Can machines think?

It doesn't seem wrong to me to say that machines can think. The processing that happens to the visual or auditory signals within my brain before they reach my perception is very much like the same sort of thing that machines do. In fact, I could replace those parts of my brain with prosthetics and not notice the difference, I suspect. But it's unconscious, unperceived thinking. My brain is capable of doing a lot of unconscious (subconscious) processing of ideas, too. The difference is in a robot, all the thinking would be unconscious. You would have to use tricks, deceptions, to accomplish the things that are caused in humans by consciousness (perception and free will.) It isn't hard for me to picture that in the future, a robot could be designed to trick people into thinking it was conscious. But it would still be a trick. The Turing test wouldn't be useful in answering the question "Is a computer conscious?" but only "Can a machine think?" The answer to the second question will be "Yes" but that isn't what we really wanted to know.

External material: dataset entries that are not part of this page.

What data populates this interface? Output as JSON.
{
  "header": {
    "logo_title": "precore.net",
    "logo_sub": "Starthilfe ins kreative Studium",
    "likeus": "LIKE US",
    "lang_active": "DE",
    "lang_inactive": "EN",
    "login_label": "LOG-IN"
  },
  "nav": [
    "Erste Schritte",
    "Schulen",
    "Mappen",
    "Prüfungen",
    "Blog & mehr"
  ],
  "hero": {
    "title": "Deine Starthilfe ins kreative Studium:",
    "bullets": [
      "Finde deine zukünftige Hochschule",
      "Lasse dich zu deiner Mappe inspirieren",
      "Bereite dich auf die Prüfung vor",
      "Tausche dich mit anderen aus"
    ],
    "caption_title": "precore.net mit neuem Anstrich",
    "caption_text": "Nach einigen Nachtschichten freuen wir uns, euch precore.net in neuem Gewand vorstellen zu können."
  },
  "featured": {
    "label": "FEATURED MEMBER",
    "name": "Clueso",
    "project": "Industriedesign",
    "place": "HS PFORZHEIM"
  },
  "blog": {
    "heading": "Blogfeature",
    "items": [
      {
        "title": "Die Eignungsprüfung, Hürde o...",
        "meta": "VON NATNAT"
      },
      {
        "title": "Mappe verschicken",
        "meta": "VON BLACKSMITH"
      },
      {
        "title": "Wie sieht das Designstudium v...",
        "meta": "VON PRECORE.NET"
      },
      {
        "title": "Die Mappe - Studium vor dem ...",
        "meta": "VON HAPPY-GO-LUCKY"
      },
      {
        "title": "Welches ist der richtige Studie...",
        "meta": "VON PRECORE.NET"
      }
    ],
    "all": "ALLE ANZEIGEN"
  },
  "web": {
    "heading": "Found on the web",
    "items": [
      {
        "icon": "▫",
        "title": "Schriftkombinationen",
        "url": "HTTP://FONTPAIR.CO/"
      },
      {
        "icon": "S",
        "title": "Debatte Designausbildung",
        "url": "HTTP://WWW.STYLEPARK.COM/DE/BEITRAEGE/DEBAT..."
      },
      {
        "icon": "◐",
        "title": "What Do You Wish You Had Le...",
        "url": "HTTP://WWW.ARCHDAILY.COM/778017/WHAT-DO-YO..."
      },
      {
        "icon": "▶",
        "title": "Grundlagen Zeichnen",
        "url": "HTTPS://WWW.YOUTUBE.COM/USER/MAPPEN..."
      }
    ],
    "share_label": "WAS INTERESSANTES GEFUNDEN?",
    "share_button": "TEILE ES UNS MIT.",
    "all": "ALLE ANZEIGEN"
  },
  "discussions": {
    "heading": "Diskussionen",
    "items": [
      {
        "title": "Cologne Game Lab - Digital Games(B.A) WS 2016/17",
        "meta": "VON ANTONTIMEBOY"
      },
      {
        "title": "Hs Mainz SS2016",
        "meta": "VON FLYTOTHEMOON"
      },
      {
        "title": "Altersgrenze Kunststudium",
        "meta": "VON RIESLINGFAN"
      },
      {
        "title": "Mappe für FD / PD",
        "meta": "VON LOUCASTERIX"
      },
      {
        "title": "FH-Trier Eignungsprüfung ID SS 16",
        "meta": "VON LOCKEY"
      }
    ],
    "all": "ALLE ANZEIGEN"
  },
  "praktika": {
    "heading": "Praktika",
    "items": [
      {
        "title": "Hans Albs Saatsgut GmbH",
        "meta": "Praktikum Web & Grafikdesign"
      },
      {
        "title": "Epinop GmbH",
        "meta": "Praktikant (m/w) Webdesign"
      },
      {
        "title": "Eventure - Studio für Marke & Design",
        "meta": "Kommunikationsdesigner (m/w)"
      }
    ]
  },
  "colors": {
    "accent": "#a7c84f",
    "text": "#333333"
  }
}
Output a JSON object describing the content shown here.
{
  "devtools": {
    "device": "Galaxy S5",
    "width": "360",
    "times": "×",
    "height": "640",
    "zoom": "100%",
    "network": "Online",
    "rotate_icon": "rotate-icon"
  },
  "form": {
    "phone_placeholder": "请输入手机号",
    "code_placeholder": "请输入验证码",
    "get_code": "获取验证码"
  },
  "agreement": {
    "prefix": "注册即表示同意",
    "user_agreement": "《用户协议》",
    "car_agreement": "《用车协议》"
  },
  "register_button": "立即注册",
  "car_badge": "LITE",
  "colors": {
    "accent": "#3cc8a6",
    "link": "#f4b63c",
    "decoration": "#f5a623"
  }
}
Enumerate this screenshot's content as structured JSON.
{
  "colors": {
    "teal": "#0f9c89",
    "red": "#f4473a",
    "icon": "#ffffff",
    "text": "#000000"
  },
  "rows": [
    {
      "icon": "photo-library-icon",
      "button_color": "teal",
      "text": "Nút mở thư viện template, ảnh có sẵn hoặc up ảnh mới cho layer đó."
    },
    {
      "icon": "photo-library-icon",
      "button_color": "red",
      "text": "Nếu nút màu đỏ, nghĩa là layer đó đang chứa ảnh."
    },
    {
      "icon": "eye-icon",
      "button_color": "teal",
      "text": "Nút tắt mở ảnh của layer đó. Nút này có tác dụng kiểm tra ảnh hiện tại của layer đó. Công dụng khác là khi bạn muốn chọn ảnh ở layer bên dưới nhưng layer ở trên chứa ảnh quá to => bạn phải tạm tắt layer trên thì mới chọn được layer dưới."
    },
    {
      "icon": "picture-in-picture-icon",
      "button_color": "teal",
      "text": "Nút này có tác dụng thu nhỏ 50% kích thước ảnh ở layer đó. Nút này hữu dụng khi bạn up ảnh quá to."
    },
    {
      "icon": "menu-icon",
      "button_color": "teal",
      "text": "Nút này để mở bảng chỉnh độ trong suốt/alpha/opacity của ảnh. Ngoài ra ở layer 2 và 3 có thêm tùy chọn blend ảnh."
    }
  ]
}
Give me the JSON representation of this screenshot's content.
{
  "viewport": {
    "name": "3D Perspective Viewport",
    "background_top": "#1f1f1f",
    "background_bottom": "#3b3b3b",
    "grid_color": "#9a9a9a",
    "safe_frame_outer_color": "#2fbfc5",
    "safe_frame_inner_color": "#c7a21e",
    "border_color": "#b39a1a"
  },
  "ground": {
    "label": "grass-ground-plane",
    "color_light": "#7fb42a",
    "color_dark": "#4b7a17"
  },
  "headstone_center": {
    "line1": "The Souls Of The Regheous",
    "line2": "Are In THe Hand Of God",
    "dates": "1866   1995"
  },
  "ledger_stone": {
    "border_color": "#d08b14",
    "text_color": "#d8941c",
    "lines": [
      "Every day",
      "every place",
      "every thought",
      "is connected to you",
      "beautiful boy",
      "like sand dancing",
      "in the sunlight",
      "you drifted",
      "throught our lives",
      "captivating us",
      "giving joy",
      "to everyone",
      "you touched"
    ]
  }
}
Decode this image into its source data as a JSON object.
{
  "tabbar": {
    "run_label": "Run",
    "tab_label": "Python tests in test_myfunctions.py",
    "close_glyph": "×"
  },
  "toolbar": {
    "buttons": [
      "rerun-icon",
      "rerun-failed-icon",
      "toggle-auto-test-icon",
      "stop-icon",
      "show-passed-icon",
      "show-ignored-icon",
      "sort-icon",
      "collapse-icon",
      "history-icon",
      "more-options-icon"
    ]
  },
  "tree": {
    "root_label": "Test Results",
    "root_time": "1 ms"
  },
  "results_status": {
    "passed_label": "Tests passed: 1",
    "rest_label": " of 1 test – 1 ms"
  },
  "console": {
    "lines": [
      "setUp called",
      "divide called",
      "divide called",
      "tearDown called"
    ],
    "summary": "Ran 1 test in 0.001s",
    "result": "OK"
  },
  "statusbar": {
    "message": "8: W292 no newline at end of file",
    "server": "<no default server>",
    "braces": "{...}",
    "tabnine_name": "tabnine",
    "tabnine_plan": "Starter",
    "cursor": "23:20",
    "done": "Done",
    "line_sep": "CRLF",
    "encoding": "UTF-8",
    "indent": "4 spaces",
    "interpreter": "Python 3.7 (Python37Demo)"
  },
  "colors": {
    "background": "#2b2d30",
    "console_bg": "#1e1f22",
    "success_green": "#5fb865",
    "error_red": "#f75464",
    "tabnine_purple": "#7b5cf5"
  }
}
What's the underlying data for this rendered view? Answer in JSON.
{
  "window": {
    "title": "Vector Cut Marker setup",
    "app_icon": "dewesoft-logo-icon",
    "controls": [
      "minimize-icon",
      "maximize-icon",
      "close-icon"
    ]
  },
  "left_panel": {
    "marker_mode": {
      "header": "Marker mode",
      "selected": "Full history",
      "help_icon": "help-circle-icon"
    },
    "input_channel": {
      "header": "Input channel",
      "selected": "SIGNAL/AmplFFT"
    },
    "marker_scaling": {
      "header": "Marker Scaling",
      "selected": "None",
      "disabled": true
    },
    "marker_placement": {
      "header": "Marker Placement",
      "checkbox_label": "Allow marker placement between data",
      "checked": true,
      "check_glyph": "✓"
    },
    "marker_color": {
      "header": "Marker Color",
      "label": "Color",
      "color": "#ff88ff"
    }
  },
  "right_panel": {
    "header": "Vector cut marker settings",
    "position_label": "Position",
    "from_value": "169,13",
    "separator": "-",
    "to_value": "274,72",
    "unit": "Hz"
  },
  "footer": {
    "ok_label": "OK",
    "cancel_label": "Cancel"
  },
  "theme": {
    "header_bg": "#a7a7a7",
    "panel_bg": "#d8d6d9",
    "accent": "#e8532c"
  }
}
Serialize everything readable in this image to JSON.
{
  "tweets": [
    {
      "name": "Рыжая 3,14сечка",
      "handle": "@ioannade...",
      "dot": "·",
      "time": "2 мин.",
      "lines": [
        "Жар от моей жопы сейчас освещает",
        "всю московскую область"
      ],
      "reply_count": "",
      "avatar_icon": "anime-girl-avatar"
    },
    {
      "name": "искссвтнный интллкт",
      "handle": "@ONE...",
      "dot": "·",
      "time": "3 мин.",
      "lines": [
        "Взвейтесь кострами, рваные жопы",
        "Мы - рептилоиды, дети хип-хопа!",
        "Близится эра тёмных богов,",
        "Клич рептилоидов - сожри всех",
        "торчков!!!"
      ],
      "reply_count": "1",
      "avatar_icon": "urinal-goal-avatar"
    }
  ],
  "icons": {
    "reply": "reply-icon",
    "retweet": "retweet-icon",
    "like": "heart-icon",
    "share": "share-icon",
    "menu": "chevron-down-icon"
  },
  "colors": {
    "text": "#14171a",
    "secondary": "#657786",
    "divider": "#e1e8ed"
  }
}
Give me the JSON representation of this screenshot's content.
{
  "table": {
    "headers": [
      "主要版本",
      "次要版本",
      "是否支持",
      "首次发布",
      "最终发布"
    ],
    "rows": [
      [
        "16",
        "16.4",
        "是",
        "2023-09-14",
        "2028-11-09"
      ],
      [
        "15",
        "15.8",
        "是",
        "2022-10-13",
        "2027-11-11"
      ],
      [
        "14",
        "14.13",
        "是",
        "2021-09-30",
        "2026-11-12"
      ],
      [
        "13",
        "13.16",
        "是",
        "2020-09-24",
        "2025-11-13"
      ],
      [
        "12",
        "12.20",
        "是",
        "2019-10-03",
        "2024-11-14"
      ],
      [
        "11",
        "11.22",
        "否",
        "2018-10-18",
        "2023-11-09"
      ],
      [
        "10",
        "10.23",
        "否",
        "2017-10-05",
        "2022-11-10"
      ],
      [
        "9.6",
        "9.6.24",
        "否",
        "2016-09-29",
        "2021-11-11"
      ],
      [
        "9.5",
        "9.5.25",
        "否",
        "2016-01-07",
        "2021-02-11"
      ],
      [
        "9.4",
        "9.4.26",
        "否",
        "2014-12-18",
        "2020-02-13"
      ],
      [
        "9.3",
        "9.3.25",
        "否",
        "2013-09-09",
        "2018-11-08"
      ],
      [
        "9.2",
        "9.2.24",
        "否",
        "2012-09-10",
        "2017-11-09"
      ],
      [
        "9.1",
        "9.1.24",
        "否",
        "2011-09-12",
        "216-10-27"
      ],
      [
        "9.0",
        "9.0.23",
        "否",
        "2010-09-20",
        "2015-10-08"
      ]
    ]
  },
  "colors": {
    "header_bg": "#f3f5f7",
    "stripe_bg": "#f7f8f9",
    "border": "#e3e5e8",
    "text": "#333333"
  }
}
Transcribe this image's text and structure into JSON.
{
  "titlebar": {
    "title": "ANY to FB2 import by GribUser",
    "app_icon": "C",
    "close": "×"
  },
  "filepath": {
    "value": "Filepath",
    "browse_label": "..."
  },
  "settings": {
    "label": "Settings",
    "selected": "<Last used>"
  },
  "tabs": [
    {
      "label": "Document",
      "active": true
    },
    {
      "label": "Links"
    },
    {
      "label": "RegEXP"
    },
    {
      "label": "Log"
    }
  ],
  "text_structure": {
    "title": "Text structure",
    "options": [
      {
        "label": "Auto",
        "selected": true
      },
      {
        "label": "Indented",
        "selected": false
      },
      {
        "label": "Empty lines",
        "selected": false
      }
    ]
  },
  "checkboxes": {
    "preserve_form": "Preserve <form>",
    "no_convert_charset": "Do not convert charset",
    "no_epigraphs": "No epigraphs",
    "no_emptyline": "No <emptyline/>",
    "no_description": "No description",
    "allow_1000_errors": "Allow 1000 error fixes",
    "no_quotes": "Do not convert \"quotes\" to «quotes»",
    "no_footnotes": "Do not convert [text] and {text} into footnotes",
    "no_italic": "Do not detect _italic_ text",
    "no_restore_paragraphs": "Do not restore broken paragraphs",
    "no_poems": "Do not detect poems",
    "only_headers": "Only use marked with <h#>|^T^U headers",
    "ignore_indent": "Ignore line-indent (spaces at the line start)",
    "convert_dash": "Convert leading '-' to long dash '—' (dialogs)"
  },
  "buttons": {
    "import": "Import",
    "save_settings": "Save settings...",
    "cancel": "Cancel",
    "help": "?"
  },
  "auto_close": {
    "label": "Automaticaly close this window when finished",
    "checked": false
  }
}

Another argument: this web page contains thoughts, stored on a hard drive. If a system rearranges thoughts and produces new thoughts, that seems to me to be a good definition of thinking.

Comments

Unknown said…
When most people use the word 'think,' it encompasses consciousness of the thinking. If one wants to talk about thinking that is not conscious, one has to somehow point out that it is not conscious.
Unknown said…
"The difference is in a robot, all the thinking would be unconscious."

On reflection, do you think this might be a gross assumption?